The Legend of Zelda: A Link Between Worlds
Muchos años después de los acontecimientos de A Link to the Past, cuando la historia de los Siete Sabios en Super Nintendo es ya leyenda en los muros del Castillo de Hyrule, un nuevo Link capaz de convertirse en pintura plana de pared vuelve a reccorer las mazmorras de aquel juego con la luz y la oscuridad, las escalinatas en los templos y el uso del espejo, en un muy tridimensional The Legend of Zelda: A Link Between Worlds que llegará el 22 de noviembre y está pensado por completo para 3DS. Tiene muchísimo de clásico en un lavado de cara estereoscópico, colorido y sustancial, una referencia total.

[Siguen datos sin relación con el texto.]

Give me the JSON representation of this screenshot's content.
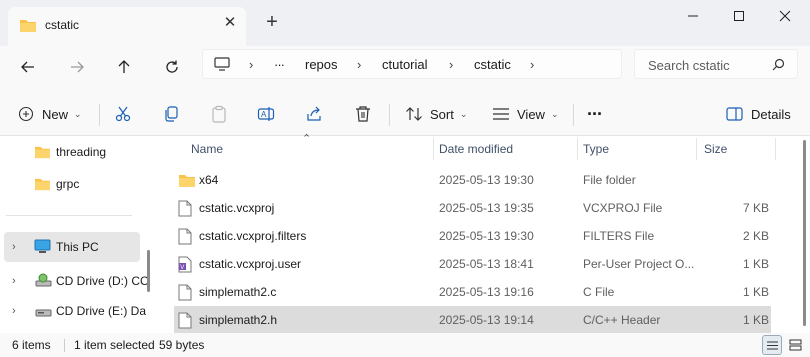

Muchos jugadores nos acordamos con nostalgia de The Legend of Zelda: A Link to the Past, título clave de Super Nintendo y el que introdujo bastantes conceptos hoy fundamentales en la serie de Shigeru Miyamoto y el élfico personaje rubio de gorro verde. Para algunos su dificultad era la idónea o sus aciertos mantenidos durante estos años la justificación de su trascendencia. Los templos por niveles de altura, el mapa de overworld con el Castillo de Hyrule casi siempre innaccesible en el centro o los juegos con la luz y la oscuridad que disipar en las mazmorras son parámetros centrales de la extensa saga, y en este The Legend of Zelda: A Link Between Worlds que sale el 22 de noviembre van a reflotarse como no podíamos imaginarnos. Nintendo 3DS recibe con este capítulo un cartucho pensado absolutamente para la portátil bipantalla y de efecto estereoscópico -no en 2DS-, un juego que amortiza el 3D con entornos pensados para sacarle partido y abre una nueva dimensión hasta hoy no descubierta en la saga: el Link dibujado en la pared.

En una última toma de contacto con la versión final, hemos empezado una partida desde cero, jugado durante más de dos horas hasta un punto del juego donde todas las características fundamentales y novedosas ya están establecidas, pasada la primera mazmorra y con Link ya con la capacidad de convertirse en pintura de paredes en cualquier momento y caminar por éstas llegando así a terrazas, elevaciones, plataformas o puertas de otra forma innacesibles. Este nuevo poder en realidad nace de una maldición, lanzada por Yuga, que es el nuevo villano sucesor de Agahnim en busca de las siete descendientes de los Sabios para convertirlas en lienzo estático -en un retrato- y así poder invocar a Ganondorf una vez más. Gracias a un extraño regalo Link convierte este conjuro en una oportunidad y nuevo poder, lo que abre la puerta gran parte del planteamiento de este nuevo Zelda de 3DS, muy conservador en la mayoría de aspectos y hasta con un desafío arduo y bastante clásico en su propuesta a través de un gran mundo repleto de mazmorras y mejoras que abren nuevos caminos. Puro esquema The Legend of Zelda, pero en vertical.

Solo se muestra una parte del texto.